Among the businesses that are already seeing IoE value, the telecommunications and financial industries lead the pack. Manufacturing, retail and energy applications have been less robust, but Cisco, which drew its conclusions from a global survey of 7,500 business leaders, believes these verticals represent the greatest potential for competitive gain. To date, the company has observed more IoE activity in developed nations, but the advantage is slim; the report found "parity" worldwide, and concluded not only are companies in emerging markets more confident in their ability to realize IoE value but also that small businesses face relatively low barriers to entry.
Christie said that Cisco was encouraged by several aspects of the survey results, such as the nearly 70% of respondents who thought IoE would help the global job market hold steady or improve, and the nearly 90% who believe the technology won't have an adverse effect on wages. These findings, along with the revenue potential that Cisco sees, mean that IoE could be "key to getting the global economic engine going again," Christie speculated.
Silicon Valley hype? Perhaps. But Cisco has reason to be bullish.
Cisco is hardly the first company to recognize the potential of a connected physical universe. The core concept has gone by other names -- such as the Internet of Things or the Industrial Internet -- and has the attention of parties that range from baseball designers to tech titans such as Intel. The devices themselves are, and will continue to be, manufactured by a variety of companies, and the radios, sensors and languages they use to communicate with one another will likewise spring from a diversity of sources.
While Cisco's $14.4 trillion projection for IoE is aggressive, many companies foresee that IoE-like technology will cause a seismic economic shift. Cisco's angle is that the Internet of Things is merely a group of objects, while IoE is the network -- built from the company's gear, naturally -- that stitches everything together. It's an approach that allows the company to paint a grander vision than many of its competitors.

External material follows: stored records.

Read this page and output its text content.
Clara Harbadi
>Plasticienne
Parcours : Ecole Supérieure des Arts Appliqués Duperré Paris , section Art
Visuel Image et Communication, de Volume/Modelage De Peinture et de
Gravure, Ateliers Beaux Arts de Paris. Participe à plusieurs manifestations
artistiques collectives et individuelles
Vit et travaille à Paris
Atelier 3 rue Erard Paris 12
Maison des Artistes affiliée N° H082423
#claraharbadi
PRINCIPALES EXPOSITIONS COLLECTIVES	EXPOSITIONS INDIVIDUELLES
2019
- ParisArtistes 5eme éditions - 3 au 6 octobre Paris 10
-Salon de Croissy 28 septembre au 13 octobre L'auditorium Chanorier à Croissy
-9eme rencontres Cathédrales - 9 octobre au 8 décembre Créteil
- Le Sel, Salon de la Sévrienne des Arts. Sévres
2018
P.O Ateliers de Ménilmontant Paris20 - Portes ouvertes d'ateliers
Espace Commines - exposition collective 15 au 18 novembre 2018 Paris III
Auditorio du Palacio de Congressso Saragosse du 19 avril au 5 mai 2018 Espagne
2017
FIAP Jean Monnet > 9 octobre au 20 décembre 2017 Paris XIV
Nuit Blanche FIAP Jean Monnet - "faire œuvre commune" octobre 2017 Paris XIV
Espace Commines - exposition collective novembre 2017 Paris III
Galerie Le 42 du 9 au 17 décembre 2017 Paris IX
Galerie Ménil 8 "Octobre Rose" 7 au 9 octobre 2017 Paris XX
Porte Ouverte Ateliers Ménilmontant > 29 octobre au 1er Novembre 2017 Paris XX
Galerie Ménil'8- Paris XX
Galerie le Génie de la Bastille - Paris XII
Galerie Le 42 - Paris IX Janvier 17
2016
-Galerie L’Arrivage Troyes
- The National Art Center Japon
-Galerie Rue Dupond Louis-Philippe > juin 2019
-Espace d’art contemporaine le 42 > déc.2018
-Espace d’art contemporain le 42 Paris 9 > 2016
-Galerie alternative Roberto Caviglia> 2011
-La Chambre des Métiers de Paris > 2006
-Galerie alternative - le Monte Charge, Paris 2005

Cisco hopes to build momentum for IoE at the Internet of Things World Forum this October in Barcelona, Spain.
In the meantime, Cisco will likely continue to push IoE's diverse applications. Already, the company has touted the deployment of new location-based retail programs that include a museum in Atlanta and half the hotels on the Las Vegas strip. Other examples range from smart cities to real-time game analytics for NBA coaches to sensor-equipped bathroom mirrors that could prolong human life by capturing a more accurate picture of daily health. Some of these technologies might remain fodder for science fiction, but if Cisco is even half-right, it's likely that the companies -- and IT staffs -- of tomorrow will operate very differently than the companies of today.